An EHR's impact on practice productivity can render meaningful use incentive payments irrelevant.
The EHR incentives provided for in the HITECH Act of 2009 do not represent "free money." Their purpose is to mitigate the costs of implementing an EHR system, i.e., reduce but not eliminate the financial pain. In an effective EHR implementation, the incentives are helpful to cover initial expenses, but the gains in productivity are far more valuable. In an ineffective EHR implementation, reduced revenues resulting from productivity issues will swamp the incentive dollars.
Return on investment (ROI) is the classic way to evaluate prospective capital expenditures. The simplest expression of ROI is
ROI = $ Gain on Investment – $ Cost of Investment
$ Cost of Investment
Of several options, the most financially attractive investment is the one with the largest ROI. An investment with a negative ROI is not rationally pursued unless there are compelling non-financial arguments in its favor.

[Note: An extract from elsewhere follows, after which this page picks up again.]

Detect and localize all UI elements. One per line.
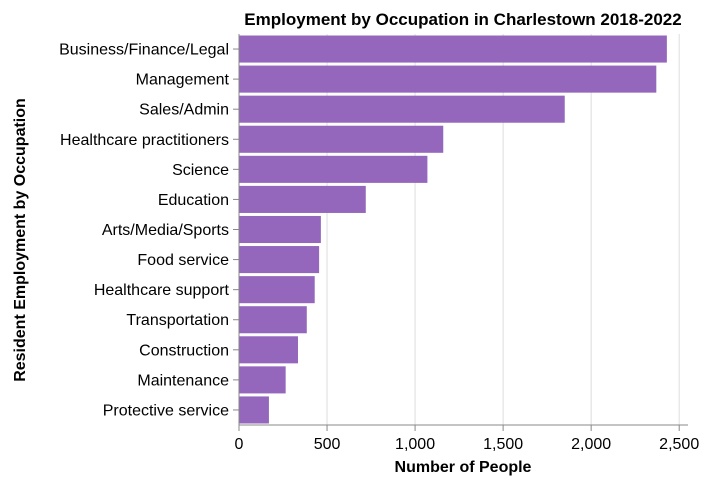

There are two primary challenges to calculating the ROI of a project:
• Identifying all significant costs and benefits
• Evaluating those costs and benefits over an appropriate time horizon
The tendency is to include only "hard dollar" costs and benefits, those represented by checks issued and received. A typical EHR ROI calculation for a web-based EHR for a practice eligible for the Medicare incentives (up to $44,000*) looks like this:
ROI = $44,000 – (60 Months X Monthly Fee)
60 Months X Monthly Fee
Some available calculators express the incentive more precisely as 75 percent of estimated Medicare allowable charges for covered services furnished by the EP, subject to annual maximums. Including the anticipated Medicare allowable charges for the reporting periods sets the equation up to extend the period and consider as gain the penalties avoided beginning in 2015.
The calculation can get more involved and include the square footage of office space saved by eliminating paper charts, as well as the costs associated with abstracting existing patient records and converting existing charts to electronic documents. Any number of gains and costs can be included in the calculation, and deciding which to include can be more art than science.
The one ROI factor - in addition to actual dollars out and in - that must be considered is the impact on practice productivity. A simplified ROI would include the factor in this way:
ROI = $44,000 + Productivity Gains – (60 Months X Monthly Fee) – Productivity Losses
60 Months X Monthly Fee – Productivity Losses
For the sake of simplicity, assume the Monthly Fee is zero. The consequence is that a positive ROI requires:
Productivity Losses – Productivity Gains < $44,000 over the first 5 years
(If you do not see how I got here, please get in touch and I will be glad to walk you through it.)
Further assume annual gross revenue of $1 million. A net productivity loss of 1 percent over five years yields:
(1%) X ($1,000,000) X 5 years = $50,000 > $44,000
ROI < zero; not a good investment
Consider the common estimate of a 10 percent reduction in productivity for the first six months, and no subsequent gains in productivity:
(10%) X (6 X $1,000,000/12) = $50,000 > $44,000
ROI < zero; not a good investment,
especially since $50,000 is lost in the first six months
and it takes sixty months to earn the $44,000
What about a 10 percent reduction in productivity for the first six months followed by a 5% gain in productivity through the rest of the period?
(10% X [6 X $1,000,000/12]) - (5% X [54 X $1,000,000/12]) =
$50,000 - $225,000 = - $175,000 < $44,000
ROI > zero
The value and advisability of implementing an EHR is almost completely a function of the implementation's effect on practice productivity. Small gains or losses in productivity render the meaningful use incentive payments relatively irrelevant.